While the quantum threat looms, we express optimism in the advancements being made in Pattern-Devoid Cryptography, which has mathematical proof of efficacy, and grants full control to the user on the level of security, being secure against both quantum and classical computing threats. It will have a significant impact on cryptographic practices across all industries, assuring the confidentiality, integrity, and authentication of data stored or in transit.
Concluding remarks
Any framework for a quantum-safe migration is going to be NOT a one-size-fits-all solution.

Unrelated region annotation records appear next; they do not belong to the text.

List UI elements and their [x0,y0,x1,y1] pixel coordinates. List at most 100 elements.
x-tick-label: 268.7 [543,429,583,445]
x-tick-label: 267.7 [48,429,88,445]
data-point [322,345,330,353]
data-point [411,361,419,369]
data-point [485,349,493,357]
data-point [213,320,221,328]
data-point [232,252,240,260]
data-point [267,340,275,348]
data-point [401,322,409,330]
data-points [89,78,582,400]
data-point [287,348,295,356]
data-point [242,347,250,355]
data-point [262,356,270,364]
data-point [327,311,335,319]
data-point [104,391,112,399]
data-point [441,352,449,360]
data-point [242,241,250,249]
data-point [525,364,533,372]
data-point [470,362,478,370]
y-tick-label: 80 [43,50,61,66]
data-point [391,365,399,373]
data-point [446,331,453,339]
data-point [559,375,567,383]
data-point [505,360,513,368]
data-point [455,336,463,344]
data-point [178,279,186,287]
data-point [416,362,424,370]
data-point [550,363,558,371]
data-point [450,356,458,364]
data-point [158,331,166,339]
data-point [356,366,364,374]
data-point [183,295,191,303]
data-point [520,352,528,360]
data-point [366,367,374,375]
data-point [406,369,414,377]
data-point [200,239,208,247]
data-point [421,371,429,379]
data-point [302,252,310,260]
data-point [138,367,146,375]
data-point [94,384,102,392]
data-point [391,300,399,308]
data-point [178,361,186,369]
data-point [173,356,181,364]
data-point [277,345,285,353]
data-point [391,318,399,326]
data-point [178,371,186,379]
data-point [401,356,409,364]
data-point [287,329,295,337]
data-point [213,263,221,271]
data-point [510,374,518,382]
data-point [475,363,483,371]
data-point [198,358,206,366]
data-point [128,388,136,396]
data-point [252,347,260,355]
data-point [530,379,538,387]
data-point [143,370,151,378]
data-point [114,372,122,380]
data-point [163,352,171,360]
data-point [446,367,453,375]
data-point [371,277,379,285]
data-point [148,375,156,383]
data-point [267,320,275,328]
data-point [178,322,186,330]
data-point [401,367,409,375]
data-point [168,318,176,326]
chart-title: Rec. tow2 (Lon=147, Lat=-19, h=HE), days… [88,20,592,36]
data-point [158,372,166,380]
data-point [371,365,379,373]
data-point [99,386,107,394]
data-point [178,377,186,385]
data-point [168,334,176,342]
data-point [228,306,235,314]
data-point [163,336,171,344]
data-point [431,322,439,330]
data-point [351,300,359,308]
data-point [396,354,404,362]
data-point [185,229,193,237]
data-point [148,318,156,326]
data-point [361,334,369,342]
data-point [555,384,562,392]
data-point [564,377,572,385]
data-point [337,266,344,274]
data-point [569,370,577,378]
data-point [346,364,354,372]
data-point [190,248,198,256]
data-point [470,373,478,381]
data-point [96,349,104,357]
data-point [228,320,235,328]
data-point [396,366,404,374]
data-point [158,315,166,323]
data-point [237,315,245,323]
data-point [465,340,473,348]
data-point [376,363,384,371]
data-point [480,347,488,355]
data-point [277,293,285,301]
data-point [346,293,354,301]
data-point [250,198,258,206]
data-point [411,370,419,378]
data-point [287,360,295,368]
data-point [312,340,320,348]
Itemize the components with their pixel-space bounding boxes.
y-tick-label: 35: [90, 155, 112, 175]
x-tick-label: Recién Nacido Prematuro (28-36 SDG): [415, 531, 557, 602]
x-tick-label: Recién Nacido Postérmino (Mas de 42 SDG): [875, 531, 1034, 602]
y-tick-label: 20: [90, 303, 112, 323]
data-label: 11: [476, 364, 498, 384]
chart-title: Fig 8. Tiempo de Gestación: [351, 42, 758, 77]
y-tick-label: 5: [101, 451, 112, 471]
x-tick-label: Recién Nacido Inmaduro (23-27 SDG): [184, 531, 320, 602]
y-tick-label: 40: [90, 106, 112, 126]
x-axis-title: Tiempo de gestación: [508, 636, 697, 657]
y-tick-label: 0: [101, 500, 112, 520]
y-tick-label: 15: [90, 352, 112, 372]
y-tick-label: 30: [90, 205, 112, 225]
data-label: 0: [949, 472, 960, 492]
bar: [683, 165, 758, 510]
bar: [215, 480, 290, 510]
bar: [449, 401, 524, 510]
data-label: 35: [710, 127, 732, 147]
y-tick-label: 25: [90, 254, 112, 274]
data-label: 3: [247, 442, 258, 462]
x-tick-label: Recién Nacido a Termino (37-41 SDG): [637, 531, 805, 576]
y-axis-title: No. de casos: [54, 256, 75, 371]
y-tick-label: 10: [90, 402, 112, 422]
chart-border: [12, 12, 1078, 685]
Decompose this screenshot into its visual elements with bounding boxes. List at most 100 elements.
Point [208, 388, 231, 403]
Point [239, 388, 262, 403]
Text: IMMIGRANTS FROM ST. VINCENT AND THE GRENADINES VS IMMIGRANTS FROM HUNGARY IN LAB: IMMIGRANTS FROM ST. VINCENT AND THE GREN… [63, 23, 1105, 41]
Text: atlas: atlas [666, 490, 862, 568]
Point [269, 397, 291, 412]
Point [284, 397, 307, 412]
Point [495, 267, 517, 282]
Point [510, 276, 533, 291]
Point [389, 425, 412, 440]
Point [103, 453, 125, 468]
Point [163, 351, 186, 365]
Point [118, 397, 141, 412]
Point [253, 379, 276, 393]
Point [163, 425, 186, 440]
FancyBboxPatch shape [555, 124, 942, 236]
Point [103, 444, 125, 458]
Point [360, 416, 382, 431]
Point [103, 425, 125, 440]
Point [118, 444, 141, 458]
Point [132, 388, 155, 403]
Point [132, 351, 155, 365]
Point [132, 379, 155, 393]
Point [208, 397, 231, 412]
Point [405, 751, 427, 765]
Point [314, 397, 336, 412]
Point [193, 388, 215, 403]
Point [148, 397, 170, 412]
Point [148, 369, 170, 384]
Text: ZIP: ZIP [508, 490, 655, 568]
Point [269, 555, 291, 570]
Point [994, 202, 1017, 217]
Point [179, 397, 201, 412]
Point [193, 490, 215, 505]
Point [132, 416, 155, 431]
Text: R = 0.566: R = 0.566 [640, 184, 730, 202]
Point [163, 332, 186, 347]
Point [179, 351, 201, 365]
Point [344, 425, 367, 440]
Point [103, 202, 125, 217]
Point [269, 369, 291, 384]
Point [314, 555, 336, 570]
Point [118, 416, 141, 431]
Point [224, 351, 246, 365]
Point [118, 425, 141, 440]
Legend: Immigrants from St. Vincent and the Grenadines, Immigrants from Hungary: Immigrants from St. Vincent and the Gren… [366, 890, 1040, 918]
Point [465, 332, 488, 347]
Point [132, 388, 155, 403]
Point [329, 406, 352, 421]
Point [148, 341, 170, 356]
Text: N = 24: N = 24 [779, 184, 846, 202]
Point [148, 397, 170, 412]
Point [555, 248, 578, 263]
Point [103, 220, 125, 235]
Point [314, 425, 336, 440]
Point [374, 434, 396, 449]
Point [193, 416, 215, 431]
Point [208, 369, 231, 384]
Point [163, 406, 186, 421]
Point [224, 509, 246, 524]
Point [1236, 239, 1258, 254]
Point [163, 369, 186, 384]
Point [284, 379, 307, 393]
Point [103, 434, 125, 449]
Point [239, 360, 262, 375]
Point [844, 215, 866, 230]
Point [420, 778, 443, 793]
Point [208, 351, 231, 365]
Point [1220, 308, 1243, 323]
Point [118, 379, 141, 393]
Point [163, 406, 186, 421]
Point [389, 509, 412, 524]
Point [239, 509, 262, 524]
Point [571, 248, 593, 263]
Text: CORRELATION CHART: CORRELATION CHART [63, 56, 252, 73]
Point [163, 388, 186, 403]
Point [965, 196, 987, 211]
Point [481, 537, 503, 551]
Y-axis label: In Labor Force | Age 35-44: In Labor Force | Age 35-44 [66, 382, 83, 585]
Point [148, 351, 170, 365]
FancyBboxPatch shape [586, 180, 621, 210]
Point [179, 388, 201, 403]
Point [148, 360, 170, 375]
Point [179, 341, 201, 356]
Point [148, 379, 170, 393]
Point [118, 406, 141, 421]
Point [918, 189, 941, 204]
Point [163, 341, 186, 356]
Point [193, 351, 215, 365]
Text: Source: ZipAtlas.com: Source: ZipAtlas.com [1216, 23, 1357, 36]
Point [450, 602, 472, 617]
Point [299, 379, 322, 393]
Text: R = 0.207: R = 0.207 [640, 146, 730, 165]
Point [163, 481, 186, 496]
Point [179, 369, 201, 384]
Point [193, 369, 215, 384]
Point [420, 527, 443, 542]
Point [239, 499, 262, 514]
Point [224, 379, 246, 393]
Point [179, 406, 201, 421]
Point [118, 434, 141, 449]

Enterprises are encouraged to leverage several DIFFERENT solutions to create the most appropriate migration strategy to become quantum resistant.
“You can think of the NIST standardization as basically the starting gun” said a vice president for IBM Quantum Adoption and Business Development in an interview.
There is an alternative way to achieve the security aims currently sought after through mathematical complexity, pivoting towards Pattern-Devoid Cryptography running on large quantities of high-quality randomness. It is designed to be flexible, can be scoped and tailored as needed, and will not impact the day-to-day operations, while applications and systems will continue performing as usual.
You may feel duty bound to implement BitMint’s Quantum Emergency Recovery [QER] capability, that is NOT based on algorithmic complexity, to kick-in, in case of a catastrophic scenario (e.g. an adversary breached the cryptographic system and cause a collapse), so you are able to recover fast from a catastrophic cyber collapse. If you ever need to activate the QER, you will be relieved that you overcame your hesitation and invested in getting ready as early as possible.